JM: That type of accelerated tech adoption is something that many of our portfolio companies have achieved in shortened timescales in the past year.
By way of a further example, YSC is a leading independent global leadership consultancy that historically conducted its engagement with clients face-to-face and was developing a digital platform pre-covid.
That platform was designed to augment existing services and develop new ones. It has been developed by a dedicated in-house team working alongside external consultants. We have played a leading role on the project steering committee since its inception. The commercial positioning of the platform was a fundamental focus, and this has paid off as the platform is already driving client wins, prospect engagement and generating licence fee income. The business can now engage with clients physically, virtually, or using a hybrid model.

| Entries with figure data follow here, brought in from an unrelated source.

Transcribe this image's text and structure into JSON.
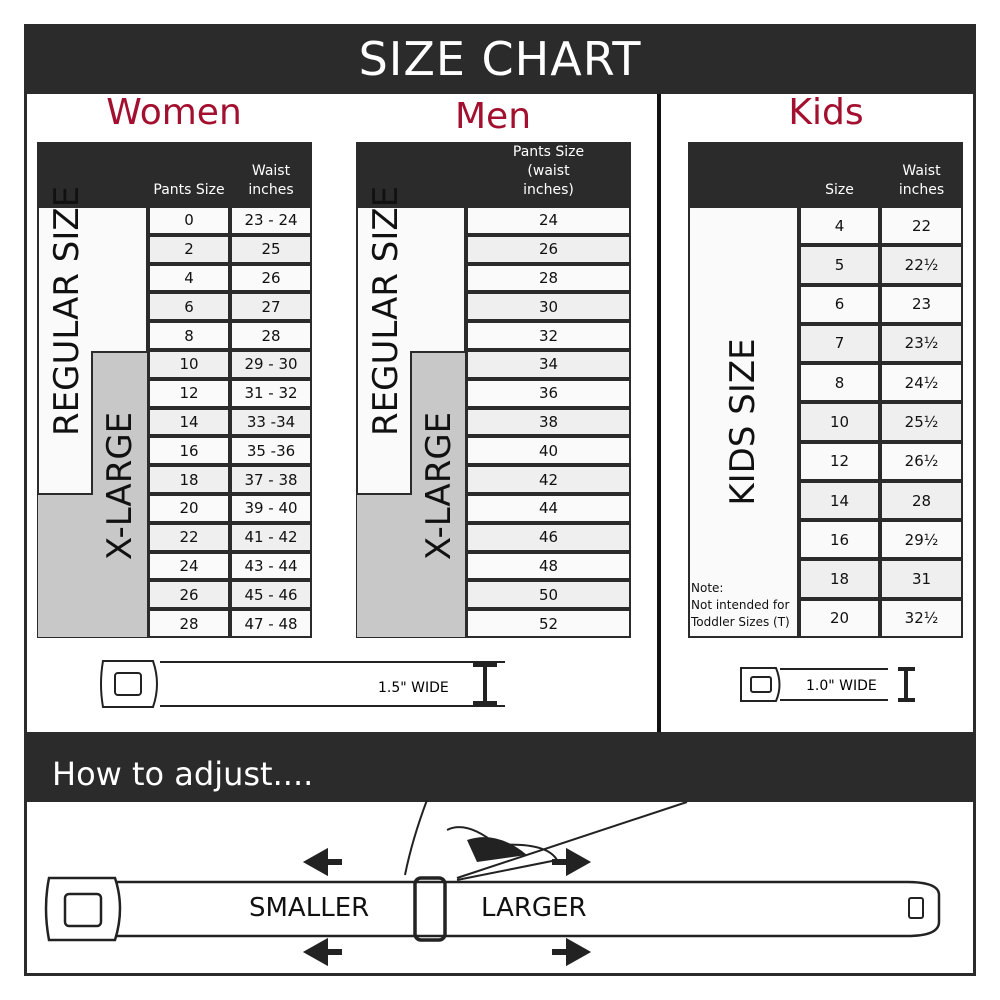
{
  "title": "SIZE CHART",
  "colors": {
    "accent": "#a3102f",
    "dark": "#2b2b2b",
    "xlarge_gray": "#c8c8c8"
  },
  "women": {
    "title": "Women",
    "col1": "Pants Size",
    "col2": "Waist inches",
    "regular_label": "REGULAR SIZE",
    "xlarge_label": "X-LARGE",
    "rows": [
      [
        "0",
        "23 - 24"
      ],
      [
        "2",
        "25"
      ],
      [
        "4",
        "26"
      ],
      [
        "6",
        "27"
      ],
      [
        "8",
        "28"
      ],
      [
        "10",
        "29 - 30"
      ],
      [
        "12",
        "31 - 32"
      ],
      [
        "14",
        "33 -34"
      ],
      [
        "16",
        "35 -36"
      ],
      [
        "18",
        "37 - 38"
      ],
      [
        "20",
        "39 - 40"
      ],
      [
        "22",
        "41 - 42"
      ],
      [
        "24",
        "43 - 44"
      ],
      [
        "26",
        "45 - 46"
      ],
      [
        "28",
        "47 - 48"
      ]
    ],
    "belt_width": "1.5\" WIDE"
  },
  "men": {
    "title": "Men",
    "col1": "Pants Size (waist inches)",
    "regular_label": "REGULAR SIZE",
    "xlarge_label": "X-LARGE",
    "rows": [
      "24",
      "26",
      "28",
      "30",
      "32",
      "34",
      "36",
      "38",
      "40",
      "42",
      "44",
      "46",
      "48",
      "50",
      "52"
    ]
  },
  "kids": {
    "title": "Kids",
    "col1": "Size",
    "col2": "Waist inches",
    "label": "KIDS SIZE",
    "note_title": "Note:",
    "note": "Not intended for Toddler Sizes (T)",
    "rows": [
      [
        "4",
        "22"
      ],
      [
        "5",
        "22½"
      ],
      [
        "6",
        "23"
      ],
      [
        "7",
        "23½"
      ],
      [
        "8",
        "24½"
      ],
      [
        "10",
        "25½"
      ],
      [
        "12",
        "26½"
      ],
      [
        "14",
        "28"
      ],
      [
        "16",
        "29½"
      ],
      [
        "18",
        "31"
      ],
      [
        "20",
        "32½"
      ]
    ],
    "belt_width": "1.0\" WIDE"
  },
  "adjust": {
    "title": "How to adjust....",
    "smaller": "SMALLER",
    "larger": "LARGER"
  }
}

What types of companies are best placed to benefit from digital transformation?
HB: Looking at this right across the spectrum, not just within TMT, there is a significant opportunity for the majority of businesses to benefit and evolve. We have seen this within our portfolio, right across the board. Where it makes sense to do so, the businesses that have got on the front foot and deployed technology to their advantage have reaped rewards in short order. Covid has shown how quickly it can be done.
We focus on investing in businesses in markets underpinned by major growth trends, helping companies compete more effectively in the modern economy. With the right level of constructive challenge, leadership and access to capital, most businesses can take advantage of customer-facing and internal technological deployment to increase their relevance and drive differentiation and operational efficiency.